"Colocamos 16 a 18 cientistas portugueses todos os anos na Antártida"
Regressado há cerca de dois meses do continente gelado no hemisfério Sul, onde estuda o permafrost, ou solo gelado, desde 2000, Gonçalo Vieira fala ao DN do que se andou em Portugal nesta área e do seu fascínio por aqueles locais remotos.
Voltou há pouco tempo da Antártida. Que novidades trouxe?
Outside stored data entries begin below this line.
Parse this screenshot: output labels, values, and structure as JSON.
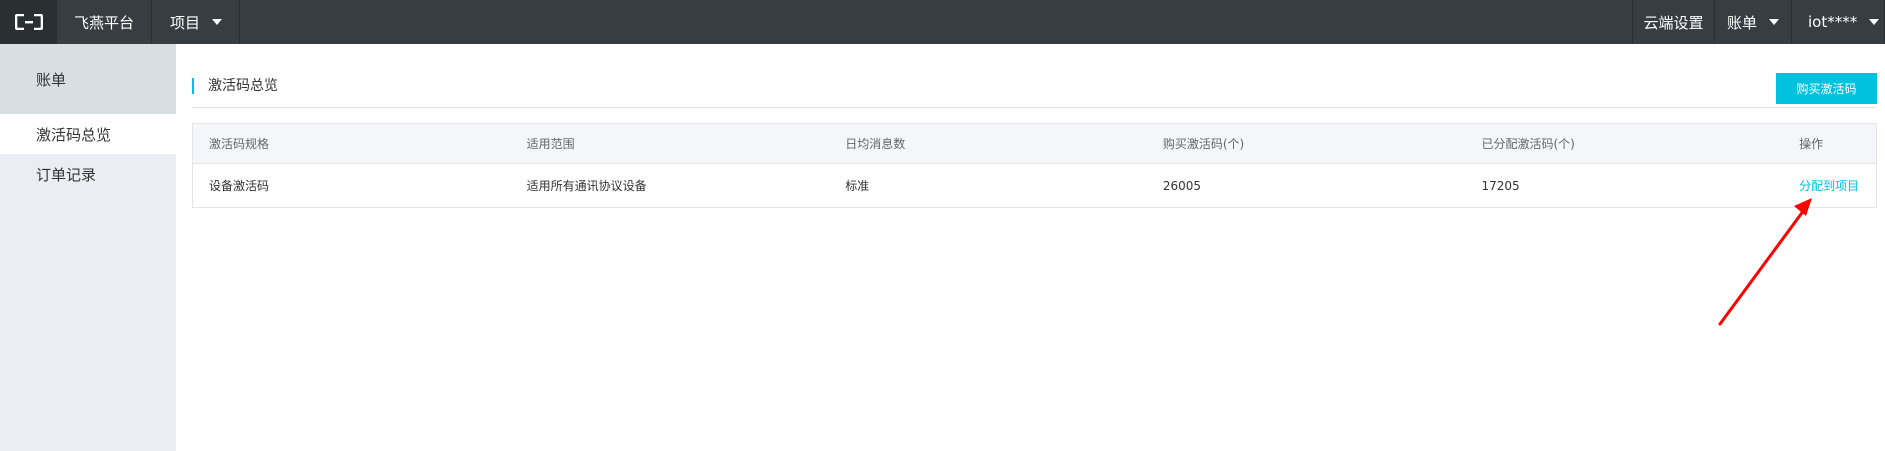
{
  "topbar": {
    "platform": "飞燕平台",
    "project": "项目",
    "cloud_settings": "云端设置",
    "bill": "账单",
    "user": "iot****"
  },
  "sidebar": {
    "title": "账单",
    "items": [
      {
        "label": "激活码总览",
        "active": true
      },
      {
        "label": "订单记录",
        "active": false
      }
    ]
  },
  "page": {
    "title": "激活码总览",
    "buy_button": "购买激活码"
  },
  "table": {
    "headers": [
      "激活码规格",
      "适用范围",
      "日均消息数",
      "购买激活码(个)",
      "已分配激活码(个)",
      "操作"
    ],
    "rows": [
      {
        "spec": "设备激活码",
        "scope": "适用所有通讯协议设备",
        "daily_messages": "标准",
        "purchased": "26005",
        "allocated": "17205",
        "action": "分配到项目"
      }
    ]
  },
  "colors": {
    "accent": "#00c1de",
    "topbar": "#373d41",
    "annotation_arrow": "#ff0000"
  },
  "icons": {
    "logo": "aliyun-logo-icon",
    "dropdown": "caret-down-icon"
  }
}
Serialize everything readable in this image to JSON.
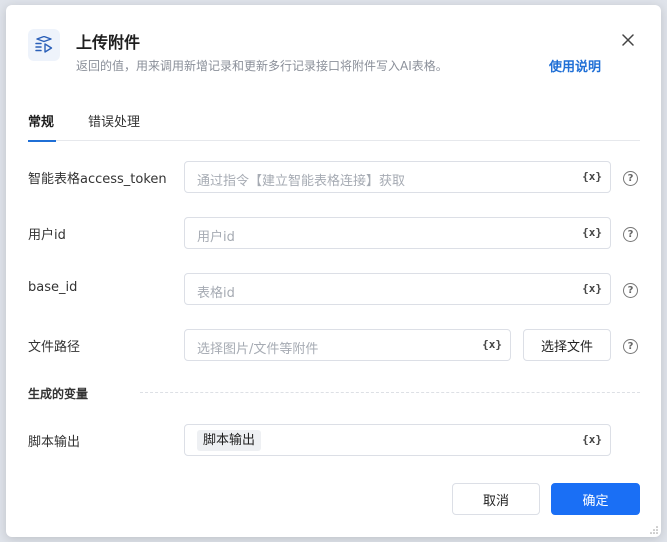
{
  "header": {
    "title": "上传附件",
    "subtitle": "返回的值，用来调用新增记录和更新多行记录接口将附件写入AI表格。",
    "help_link": "使用说明"
  },
  "tabs": [
    {
      "label": "常规",
      "active": true
    },
    {
      "label": "错误处理",
      "active": false
    }
  ],
  "fields": {
    "access_token": {
      "label": "智能表格access_token",
      "placeholder": "通过指令【建立智能表格连接】获取",
      "var_icon": "{x}"
    },
    "user_id": {
      "label": "用户id",
      "placeholder": "用户id",
      "var_icon": "{x}"
    },
    "base_id": {
      "label": "base_id",
      "placeholder": "表格id",
      "var_icon": "{x}"
    },
    "file_path": {
      "label": "文件路径",
      "placeholder": "选择图片/文件等附件",
      "var_icon": "{x}",
      "choose_button": "选择文件"
    }
  },
  "output_section": {
    "title": "生成的变量",
    "label": "脚本输出",
    "tag": "脚本输出",
    "var_icon": "{x}"
  },
  "footer": {
    "cancel": "取消",
    "confirm": "确定"
  },
  "help_icon": "?",
  "colors": {
    "accent": "#1a6ff5",
    "link": "#1f6fd6"
  }
}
As novidades têm sobretudo a ver com o conhecimento de todos estes anos. Quando comecei, em 2000, sabia-se muito pouco sobre o permafrost, o solo gelado, na Antártida. Mantemos uma rede de observação de permafrost e alterações climáticas em vários locais na região, e a rede expandiu-se. Hoje temos furos com 25 metros na Península da Antártida, no continente, nas Shetland do Sul, no arquipélago de Palmer, onde há uma base norte-americana, outro junto a uma base argentina, também no continente, nas bases espanholas nas ilhas Livingstone e Deception e no próximo ano vamos fazer um furo com os sul-coreanos na ilha King George. Sabemos hoje quais são as características desse solo gelado, que não é igual em todo o lado, e uma das novidades que temos, não desta campanha, mas destes anos, é que o permafrost da maior parte da península Antártica tem uma temperatura muito próxima dos zero graus Célsius, ou seja, é muito vulnerável às alterações climáticas.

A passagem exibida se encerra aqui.